Hefei, Radio Bharata Online - Program luar angkasa Tiongkok akan mengambil langkah lain menuju tujuannya untuk memberi manfaat bagi seluruh umat manusia dengan peluncuran pesawat luar angkasa berawak Shenzhou-16 yang dijadwalkan pada Selasa (30/5) pagi.

Astronot Jing Haipeng, Zhu Yangzhu dan Gui Haichao menaiki pesawat luar angkasa yang diluncurkan pada pukul 9:31 Selasa (Waktu Beijing) dari Pusat Peluncuran Satelit Jiuquan di barat laut Tiongkok.

Dari Yang Liwei, yang pada tahun 2003 menjadi manusia pertama Tiongkok di luar angkasa, hingga kru Shenzhou-16 yang baru diluncurkan, astronot Tiongkok terus membuat terobosan. Dimulai dari awal, Tiongkok telah mewujudkan impiannya untuk memasuki ruang angkasa dalam rentang waktu kurang dari 20 tahun.

Para astronot Tiongkok mengatakan, baik di luar angkasa maupun di darat, bahwa impian luar angkasa mereka, "penjelajahan tanpa akhir" bersifat universal, dan untuk kebaikan seluruh umat manusia.

Menurut buku putih yang diterbitkan oleh Kantor Informasi Dewan Negara, bagian utama dari misi program luar angkasa Tiongkok adalah menjelajahi luar angkasa untuk memperluas pemahaman umat manusia tentang Bumi dan kosmos dan untuk memfasilitasi konsensus global tentang tanggung jawab bersama dalam memanfaatkan luar angkasa untuk tujuan damai dan menjaga keamanannya untuk kepentingan seluruh umat manusia.

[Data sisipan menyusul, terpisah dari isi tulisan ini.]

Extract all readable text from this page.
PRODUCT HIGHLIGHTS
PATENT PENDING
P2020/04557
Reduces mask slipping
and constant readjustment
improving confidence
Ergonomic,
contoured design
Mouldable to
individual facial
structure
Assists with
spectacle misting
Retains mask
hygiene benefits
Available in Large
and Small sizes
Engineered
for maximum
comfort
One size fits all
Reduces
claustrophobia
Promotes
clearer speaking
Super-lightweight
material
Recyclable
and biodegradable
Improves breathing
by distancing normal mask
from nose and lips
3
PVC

Saat negara membuat kemajuan berkelanjutan dalam membangun stasiun ruang angkasanya sendiri, itu juga memenuhi janji kerja sama ruang angkasa. Stasiun luar angkasa Tiangong sekarang terbuka untuk ilmuwan dan astronot global.

Lin Xiqiang, Wakil Direktur China Manned Space Agency (CMSA), menjelang peluncuran pesawat luar angkasa berawak Shenzhou-16 mengatakan Tiongkok menantikan dan menyambut partisipasi astronot asing dalam misi penerbangan stasiun luar angkasa negara tersebut.

Donald A. Thomas, seorang pensiunan astronot di National Aeronautics and Space Administration (NASA) di Amerika Serikat, mengatakan dia telah mengamati perkembangan Tiongkok dan pencapaian kedirgantaraan di seluruh dunia.

Thomas mengatakan setelah kembali dari luar angkasa, ia telah mengalami beberapa perbedaan. Baginya sekarang, perjalanan umat manusia ke luar angkasa lebih seperti kerja tim, dan alih-alih memperkuat identifikasi khusus, dia lebih bersedia menyebut dirinya penduduk bumi yang setara dengan orang lain di Bumi.

Selain itu, menurut Thomas, perubahan serupa terjadi di hampir setiap astronot yang dia kenal, baik dalam pandangan mereka tentang planet maupun dalam identifikasi mereka.

"Hampir semua orang berbicara tentang betapa rapuhnya planet kita saat mereka kembali, atmosfer kita yang tipis dan efek polusi, efek manusia yang bisa Anda lihat dari luar angkasa. Itu satu perubahan," katanya.

"Perubahan lain bagi kebanyakan orang yang telah terbang ke luar angkasa adalah bagaimana Anda melihat tempat Anda di planet Bumi. Jadi saya biasa memberi tahu orang-orang bahwa saya berasal dari Cleveland. Dan begitulah cara saya mengidentifikasi diri saya," lanjut Thomas. 

"Hari ini jika Anda bertanya kepada saya, 'dari mana Anda berasal?' Saya akan mengatakan saya dari Bumi, dan tidak masalah bagi saya lagi dengan kota, negara bagian, negara, benua, bahasa, agama, tidak ada yang penting. Kita semua adalah penduduk bumi di sini," jelasnya.